Coherent injection of magnetic noise and its impact on gravitational-wave searches

TL;DR

This paper demonstrates the first coherent magnetic noise injection between LIGO detectors, assessing its impact on gravitational-wave searches and testing noise subtraction methods like Wiener filtering.

Contribution

It introduces a novel broadband magnetic noise injection method and evaluates noise projection and subtraction techniques for gravitational-wave detectors.

Findings

Wiener filtering effectively reduces magnetic noise contamination.

Coherent magnetic noise injection impacts gravitational-wave data analysis.

The study provides a new testing framework for noise mitigation in gravitational-wave detection.

Abstract

Correlated noise sources, particularly magnetic noise, form a risk to future gravitational-wave searches aimed at detecting the gravitational-wave background.

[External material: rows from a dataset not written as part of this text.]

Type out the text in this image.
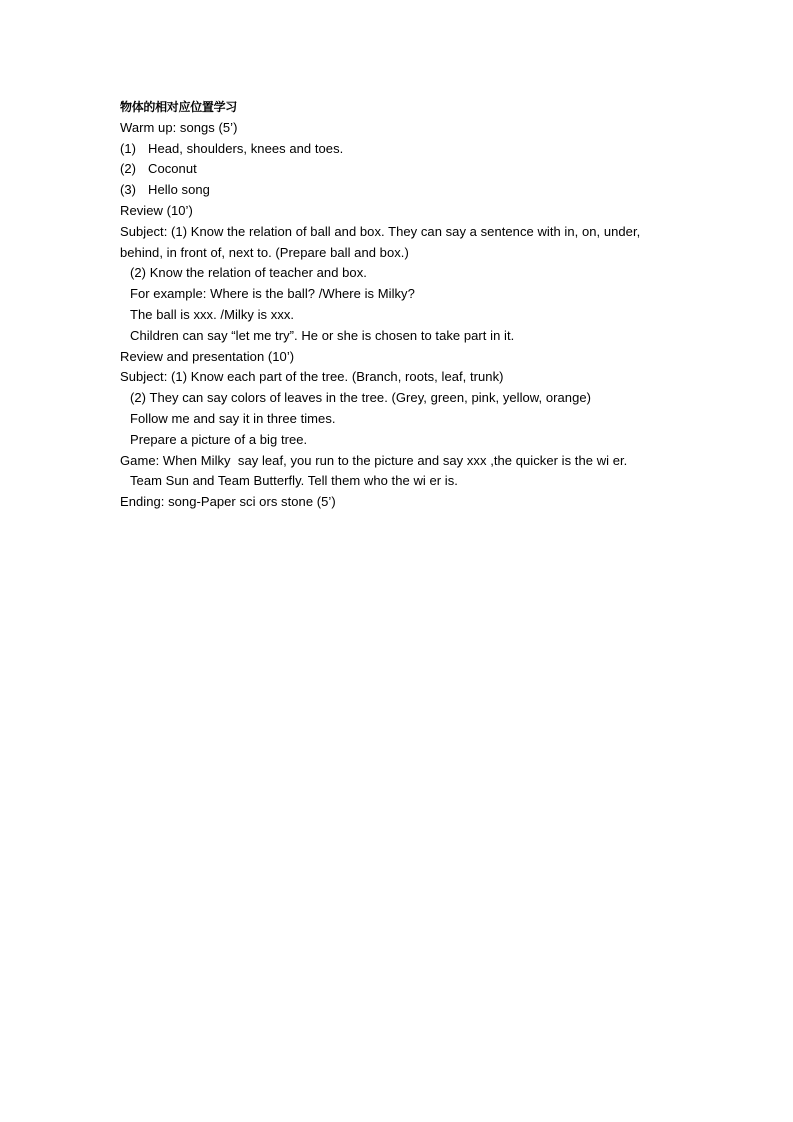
物体的相对应位置学习
Warm up: songs (5’)
(1) Head, shoulders, knees and toes.
(2) Coconut
(3) Hello song
Review (10’)
Subject: (1) Know the relation of ball and box. They can say a sentence with in, on, under,
behind, in front of, next to. (Prepare ball and box.)
(2) Know the relation of teacher and box.
For example: Where is the ball? /Where is Milky?
The ball is xxx. /Milky is xxx.
Children can say “let me try”. He or she is chosen to take part in it.
Review and presentation (10’)
Subject: (1) Know each part of the tree. (Branch, roots, leaf, trunk)
(2) They can say colors of leaves in the tree. (Grey, green, pink, yellow, orange)
Follow me and say it in three times.
Prepare a picture of a big tree.
Game: When Milky  say leaf, you run to the picture and say xxx ,the quicker is the wi er.
Team Sun and Team Butterfly. Tell them who the wi er is.
Ending: song-Paper sci ors stone (5’)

Potential noise contamination is investigated by making noise projections which typically rely on an accurate measurement of the coupling strength of the noise to the detector. To make these projections, we inject, for the first time, broadband, coherent magnetic noise between two gravitational-wave detectors, LIGO Hanford and LIGO Livingston, separated by several thousands of kilometers. We describe the noise injection as well as its impact on the analysis pipelines and investigate the accuracy of noise projection techniques used in the past decade. Finally, we present a proof-of-concept demonstration of noise subtraction using Wiener filtering, while also highlighting potential risks associated with this method. This unique data set with correlated noise caused by magnetic field fluctuations in two gravitational-wave detectors, as well as in an array of witness sensors, provides an excellent testing ground for additional future studies. Ultimately, this study demonstrates that Wiener filtering is effective and can be applied in the eventual detection of the gravitational-wave background by the LIGO-Virgo-KAGRA Collaboration.